Этот отказ от великодушного предложения разгневал Равных из сисситии Олимпия и вызвал негодование во всем городе – негодование, какое только может вызвать дело илота. Делались даже заявления, что этот неблагодарный своевольник давно известен своими мятежными настроениями. Он принадлежит к нередкому среди рабов типу гордецов и упрямцев. Считает себя мессенийцем. Его надо или уничтожить вместе со всей его семьей, или затоптать за несомненную измену спартанскому делу.
В тот раз Петух избежал смерти от рук криптеи в большей степени благодаря своей молодости и заступничеству Олимпия, который наедине поговорил с Равными. Дело притихло, однако через какое-то время разгорелось вновь. В последующих походах Петух снова и снова оказывался самым смелым и отважным из всех молодых оруженосцев, превзойдя в войске всех, кроме Самоубийцы, Циклопа, главного претендента на олимпийскую победу в пентатлоне Пафея и оруженосца Полиника – Аканфа.
И вот персы стояли на пороге Греции. Теперь отбирали трехсот для посылки к Фермопилам. Самым заметным среди них был Олимпий с оруженосцем Петухом за спиной. Можно ли доверять этому склонному к измене юнцу? С клинком в руке да еще на пядь шире полемарха в плечах?
В этот отчаянный час Спарта меньше всего нуждалась в домашних неприятностях с илотами. Город бы не вынес бунта, даже неудачного. Двадцатилетний Петух к тому времени приобрел популярность среди мессенийских рабочих, земледельцев и виноградарей. Для них он был героем – юноша, который мог воспользоваться своим мужеством в бою как пропуском на свободу. Он мог бы носить спартанский алый плащ и распоряжаться своими низкородными братьями, но оказался выше этого.
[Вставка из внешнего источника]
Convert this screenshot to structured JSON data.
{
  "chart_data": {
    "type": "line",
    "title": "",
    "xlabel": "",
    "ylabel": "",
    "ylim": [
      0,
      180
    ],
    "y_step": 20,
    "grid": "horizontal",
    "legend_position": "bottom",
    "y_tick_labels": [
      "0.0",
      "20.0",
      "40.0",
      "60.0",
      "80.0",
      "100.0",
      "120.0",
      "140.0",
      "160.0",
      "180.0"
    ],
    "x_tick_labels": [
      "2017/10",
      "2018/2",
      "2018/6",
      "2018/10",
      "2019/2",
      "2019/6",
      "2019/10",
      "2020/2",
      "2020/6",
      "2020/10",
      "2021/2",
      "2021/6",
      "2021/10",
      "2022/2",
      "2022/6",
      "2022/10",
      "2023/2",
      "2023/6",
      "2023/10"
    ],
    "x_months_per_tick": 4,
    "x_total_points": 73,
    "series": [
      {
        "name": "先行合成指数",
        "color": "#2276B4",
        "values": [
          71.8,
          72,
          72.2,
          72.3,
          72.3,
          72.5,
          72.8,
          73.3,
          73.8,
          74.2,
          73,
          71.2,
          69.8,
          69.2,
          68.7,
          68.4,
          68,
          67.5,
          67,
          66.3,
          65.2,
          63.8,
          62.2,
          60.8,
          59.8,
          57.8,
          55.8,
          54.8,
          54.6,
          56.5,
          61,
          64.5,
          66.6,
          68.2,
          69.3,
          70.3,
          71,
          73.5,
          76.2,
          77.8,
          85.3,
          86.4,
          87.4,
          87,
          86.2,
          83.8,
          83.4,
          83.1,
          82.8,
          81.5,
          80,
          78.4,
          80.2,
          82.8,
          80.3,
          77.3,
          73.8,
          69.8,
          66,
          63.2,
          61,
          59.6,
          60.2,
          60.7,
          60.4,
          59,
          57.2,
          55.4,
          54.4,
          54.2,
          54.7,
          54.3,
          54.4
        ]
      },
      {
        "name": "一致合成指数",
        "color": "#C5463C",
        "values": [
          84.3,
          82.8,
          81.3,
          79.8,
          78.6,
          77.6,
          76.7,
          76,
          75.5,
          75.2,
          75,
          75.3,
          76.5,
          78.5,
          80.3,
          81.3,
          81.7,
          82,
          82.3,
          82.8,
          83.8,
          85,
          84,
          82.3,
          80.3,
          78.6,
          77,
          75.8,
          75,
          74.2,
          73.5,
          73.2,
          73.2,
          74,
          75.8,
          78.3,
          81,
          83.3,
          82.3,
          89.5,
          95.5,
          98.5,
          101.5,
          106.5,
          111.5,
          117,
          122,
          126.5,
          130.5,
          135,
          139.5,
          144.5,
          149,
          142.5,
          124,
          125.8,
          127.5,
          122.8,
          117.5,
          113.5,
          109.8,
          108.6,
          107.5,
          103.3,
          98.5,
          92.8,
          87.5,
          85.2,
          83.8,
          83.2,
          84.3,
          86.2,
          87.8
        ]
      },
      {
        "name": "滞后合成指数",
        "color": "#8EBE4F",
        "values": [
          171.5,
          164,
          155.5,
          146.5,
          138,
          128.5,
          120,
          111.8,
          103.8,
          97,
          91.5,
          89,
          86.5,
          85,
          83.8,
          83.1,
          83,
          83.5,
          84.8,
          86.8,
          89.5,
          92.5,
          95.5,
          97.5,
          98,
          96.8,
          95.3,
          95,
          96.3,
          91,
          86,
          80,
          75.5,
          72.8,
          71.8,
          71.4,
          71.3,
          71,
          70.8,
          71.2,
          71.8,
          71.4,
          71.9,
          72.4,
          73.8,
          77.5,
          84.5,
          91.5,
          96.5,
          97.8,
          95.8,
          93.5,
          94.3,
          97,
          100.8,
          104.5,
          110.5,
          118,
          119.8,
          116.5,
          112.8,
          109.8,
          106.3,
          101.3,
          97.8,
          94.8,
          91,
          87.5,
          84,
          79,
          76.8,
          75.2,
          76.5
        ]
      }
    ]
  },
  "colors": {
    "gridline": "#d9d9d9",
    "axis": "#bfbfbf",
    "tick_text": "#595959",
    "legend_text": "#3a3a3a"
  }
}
Он называл себя мессенийцем, чего не забывали его товарищи. Кто знает, сколько из них хотели бы подражать ему? Сколько жизненно необходимых городу ремесленников и подмастерий, оружейников и носильщиков, оруженосцев и доставщиков провизии? Говорят, что нет худа без добра и в любом несчастье кто-то найдет свою выгоду, но для илотов персидское нашествие могло оказаться самым лучшим вариантом. Ведь для них оно означало бы освобождение. Сохранят ли они верность? Как ворота могучей крепости, поворачивающиеся на одной закаленной петле, чувства многих мессенийцев сфокусировались на Петухе в готовности воспринять его сигнал.
Стояла ночь накануне объявления списка Трехсот. Петуха вызвали предстать на сисситии Беллерофона, где старшим был Олимпий. Там, официально и доброжелательно, ему еще раз предложили честь надеть спартанский алый плащ.
И снова он пренебрег предложением.
В тот час я специально слонялся перед трапезной Беллерофона, чтобы увидеть, как обернется дело. Не требовалось большого воображения, чтобы по донесшемуся изнутри гулу негодования и скорому молчаливому уходу Петуха понять всю серьезность создавшейся ситуации и ее опасность. Поручение хозяина задержало меня почти на час, но в конце концов мне удалось вырваться.
Рядом с Малым кругом, где стоит будка участников соревнований, есть роща с пересохшим ручьем, разделяющимся на три рукава. Там Петух, я и другие юноши обычно встречались и даже приводили девушек. Если тебя обнаружат, можно легко шмыгнуть в темноту по одному из трех русел. Я знал, что найду Петуха там,– и нашел. К моему удивлению, с ним был Александр. Они спорили. Через несколько мгновений я понял, что это спор между предлагающим дружбу и тем, кто ее отвергает. Поразительно: Александр искал дружбы Петуха. Если бы его застали тут сразу после посвящения в воины, у него были бы сокрушительные неприятности. Когда я несся в тени пересохшего ручья, Александр упрекал Петуха и называл дураком.